She was instantly swept off again into the sea.
“Therein you outline the most glorious of all relationships, I need not say—do not tell me that I need say—that I allude to that between mothers and sons. Had I been so fortunate as to have a son, granting the premiss that I had already gained the most essential of all conditions for that—namely, that of husbandhood—there is nothing that would delight me more than the existence of that supreme and entrancing uncertainty of how a son is going to behave. The younger generation, my dear lady, must inevitably be ahead of us in development, and, therefore, in incomprehensibility. If you could understand your dear Robin—may we say ‘our’ dear Robin?—it would imply that he was a generation behind his time. Nothing fills me with more delighted wonder and surfeits me with more entranced surmise than how the younger generation are going to govern the world.
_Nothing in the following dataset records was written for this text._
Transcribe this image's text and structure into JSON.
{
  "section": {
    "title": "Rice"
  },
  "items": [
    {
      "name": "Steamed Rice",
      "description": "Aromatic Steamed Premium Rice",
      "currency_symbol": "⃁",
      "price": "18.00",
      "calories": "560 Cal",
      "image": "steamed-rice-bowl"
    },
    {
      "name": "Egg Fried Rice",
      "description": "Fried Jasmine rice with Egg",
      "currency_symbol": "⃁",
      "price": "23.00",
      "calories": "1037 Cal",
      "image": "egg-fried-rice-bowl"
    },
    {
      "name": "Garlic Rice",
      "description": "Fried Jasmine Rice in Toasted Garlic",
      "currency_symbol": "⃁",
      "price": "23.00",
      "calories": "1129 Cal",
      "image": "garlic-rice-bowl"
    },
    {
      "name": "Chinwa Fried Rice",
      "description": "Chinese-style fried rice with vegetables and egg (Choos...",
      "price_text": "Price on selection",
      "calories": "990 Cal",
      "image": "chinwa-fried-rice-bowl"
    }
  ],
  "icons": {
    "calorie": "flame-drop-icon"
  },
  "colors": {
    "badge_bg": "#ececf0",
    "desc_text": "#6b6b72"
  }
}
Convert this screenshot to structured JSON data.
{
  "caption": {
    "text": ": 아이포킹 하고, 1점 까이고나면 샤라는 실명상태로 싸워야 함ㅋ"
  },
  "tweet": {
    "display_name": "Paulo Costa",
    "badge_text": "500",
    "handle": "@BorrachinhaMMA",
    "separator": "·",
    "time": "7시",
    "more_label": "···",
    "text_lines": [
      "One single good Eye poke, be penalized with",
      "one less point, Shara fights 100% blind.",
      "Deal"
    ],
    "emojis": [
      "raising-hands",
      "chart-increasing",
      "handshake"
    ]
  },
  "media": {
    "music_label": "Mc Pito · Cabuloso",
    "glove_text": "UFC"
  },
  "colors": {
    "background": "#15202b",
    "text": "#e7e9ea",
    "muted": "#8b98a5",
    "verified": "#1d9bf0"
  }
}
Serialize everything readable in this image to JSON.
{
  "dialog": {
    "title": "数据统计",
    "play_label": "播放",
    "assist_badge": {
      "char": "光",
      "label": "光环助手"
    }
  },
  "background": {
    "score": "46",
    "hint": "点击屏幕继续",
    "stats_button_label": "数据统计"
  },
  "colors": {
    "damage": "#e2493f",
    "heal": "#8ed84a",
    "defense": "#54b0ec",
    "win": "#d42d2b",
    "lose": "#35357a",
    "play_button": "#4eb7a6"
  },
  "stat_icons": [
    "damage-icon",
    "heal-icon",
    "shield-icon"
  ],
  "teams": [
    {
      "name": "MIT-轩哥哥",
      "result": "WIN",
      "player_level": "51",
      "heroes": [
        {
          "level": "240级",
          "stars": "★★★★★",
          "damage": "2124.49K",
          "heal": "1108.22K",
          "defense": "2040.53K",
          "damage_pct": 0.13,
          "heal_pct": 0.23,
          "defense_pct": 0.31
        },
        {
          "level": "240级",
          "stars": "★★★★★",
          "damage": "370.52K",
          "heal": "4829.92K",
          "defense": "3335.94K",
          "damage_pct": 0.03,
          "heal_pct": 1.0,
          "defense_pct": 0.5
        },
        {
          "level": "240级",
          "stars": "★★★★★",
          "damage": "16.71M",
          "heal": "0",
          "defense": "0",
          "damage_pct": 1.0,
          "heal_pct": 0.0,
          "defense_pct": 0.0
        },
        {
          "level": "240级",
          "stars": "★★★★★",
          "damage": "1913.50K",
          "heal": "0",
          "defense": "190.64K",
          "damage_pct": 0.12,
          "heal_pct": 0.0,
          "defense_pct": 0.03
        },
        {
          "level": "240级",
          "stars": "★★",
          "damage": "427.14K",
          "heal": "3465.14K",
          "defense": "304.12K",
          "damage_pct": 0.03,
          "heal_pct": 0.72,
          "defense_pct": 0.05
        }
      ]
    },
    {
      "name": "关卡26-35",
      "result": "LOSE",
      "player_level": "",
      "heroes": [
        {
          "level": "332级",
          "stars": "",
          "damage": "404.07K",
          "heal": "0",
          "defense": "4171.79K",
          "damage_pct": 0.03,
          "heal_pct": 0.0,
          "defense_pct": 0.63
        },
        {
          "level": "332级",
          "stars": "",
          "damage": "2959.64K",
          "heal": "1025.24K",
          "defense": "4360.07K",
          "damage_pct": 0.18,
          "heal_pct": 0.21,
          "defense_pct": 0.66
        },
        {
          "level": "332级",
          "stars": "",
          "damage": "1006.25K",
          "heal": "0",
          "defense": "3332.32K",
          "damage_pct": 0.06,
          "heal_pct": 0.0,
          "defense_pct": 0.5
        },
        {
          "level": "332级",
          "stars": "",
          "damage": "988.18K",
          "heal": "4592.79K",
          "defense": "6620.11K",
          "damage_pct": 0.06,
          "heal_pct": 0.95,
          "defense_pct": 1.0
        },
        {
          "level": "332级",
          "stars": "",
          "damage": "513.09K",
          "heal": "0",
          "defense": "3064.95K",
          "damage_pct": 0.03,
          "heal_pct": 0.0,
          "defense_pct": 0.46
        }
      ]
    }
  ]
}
The reins are already slipping from our effete and rheumatic fingers—you will understand, of course, that no fingers of those which I see so gracefully round me are alluded to in any sort of implication, however remote—but, in point of fact, mothers and fathers, and the elderly bachelors and the even more elderly maids, are now, at this present moment, sitting round in a dusk and Dämmerung, and bright eyes, dimly seen, but sparkling with purpose, gleam from the corners of our crumbling habitations, and watch for the opportunity which must surely come, and come soon, of, in fact, scragging us.”
Lady Grote gave a little shiver, quite involuntary, quite sincere.
“You are horrible,” she said. “Do you mean that Robin is going to cut my throat? But you are more than fascinating. You are a Pied Piper; is he not, Mr. Kuhlmann?”
Kuhlmann, who was sitting on the other side of her, made a little purring noise in his throat like a contented cat.
“Also,” said he, “I do not understand a word of what Mr. Bellingham says. But I like the noise he makes. Ach, one word I did understand, and he says you are in the Dämmerung. There is a dusk closing in on England. So?”
Mr. Bellingham remembered, with a sense of relief, the fact that Kuhlmann had not arrived till after his remarks about the sea so impudently called the German Ocean.
“A dusk closing in on England?” he said. “I must surely have expressed myself with more than my accustomed infelicity, if I have left that impression. The dusk, Mr. Kuhlmann, is but the dusk of certain expiring ashes, such as my own, which will rekindle in a nobler fire to light the ways of our world’s obscure transit through infinite space, than has ever yet been seen. The words that should convey to you how eagerly I make fuel of myself for that incomparable Phœnix immeasurably fail me. But if, in the ways of a stuttering tongue and a speech to which the babbling of a brook—any brook you please—is of the nature of speech more coherent than is given to me, I am capable of conveying the impression that is so irradicably fixed on my mind that no other picture is aught but colourless beside it, I would endeavour to make this at least plain.” Bellingham was now in full splendid blast. He outlined and emphasized his point with strokes of his unlit cigar, using it like a brush against the canvas of the air, and his voice boomed out impressively.
“From a race of heroic fathers and mothers has come forth, with explosion as of gorse-seed, an infinitely more heroic offspring. The steadfast eyes of boys and girls to-day, I assure you, frighten me. They are steadfast on their pleasure, if you will, or on each other, or on those extraordinary games they play, in which you have to hit a small india-rubber ball, or so I take it to be, as few times as possible, putting it, at uncertain intervals, into a species of small jam-pot sunk in little lawns, in order to win this very serious game. Golf, I think, is the name of the sport which I am feeling for. Or, again, they fix those same steadfast eyes, unwittingly perhaps, but in obedience to the life force, as poor Shaw put it, on the mist that assuredly now more than ever veils the future from us. The destiny of the world! Where does that lie but in the solar plexus of boys and girls? How commonplace to the verge of conspicuousness that sounds! But in the history of the world did ever the future lie—like, like this plucked peach, all pink with the sun that has ripened it, more fatefully, more conclusively, in the hands of the young? There it lies, as it were, a bomb built of fire and explosiveness, tame for the moment as this plucked peach, which it really would be a crime not to eat, and, as I am without criminal instincts, I forthwith proceed to plunge the spoon in it, thus and thus—and, in fact, may the future be as soft and as sweet.
“The fuse is attached; I image it for you, in fact, with what seems to be, and in fact is, if for the moment you will allow me to translate such imagery into the actual terms of what we may call, in the analogy of cutlery implying steel, argentery, implying silver, with this spoon, and push it into the peach which so beautifully awaits me. But the peach, irrespective of this consuming and already delighted mouth, must stand for us as the bomb which the Robins and the swimmers of fresh rivers hold in their hands, and will deal with, as the Dämmerung of the older generation closes round it, and the clouds brighten with the dawning of a day that is, to the licence allowed to the self-made seer, the herald of the more serene than ever was yet day.”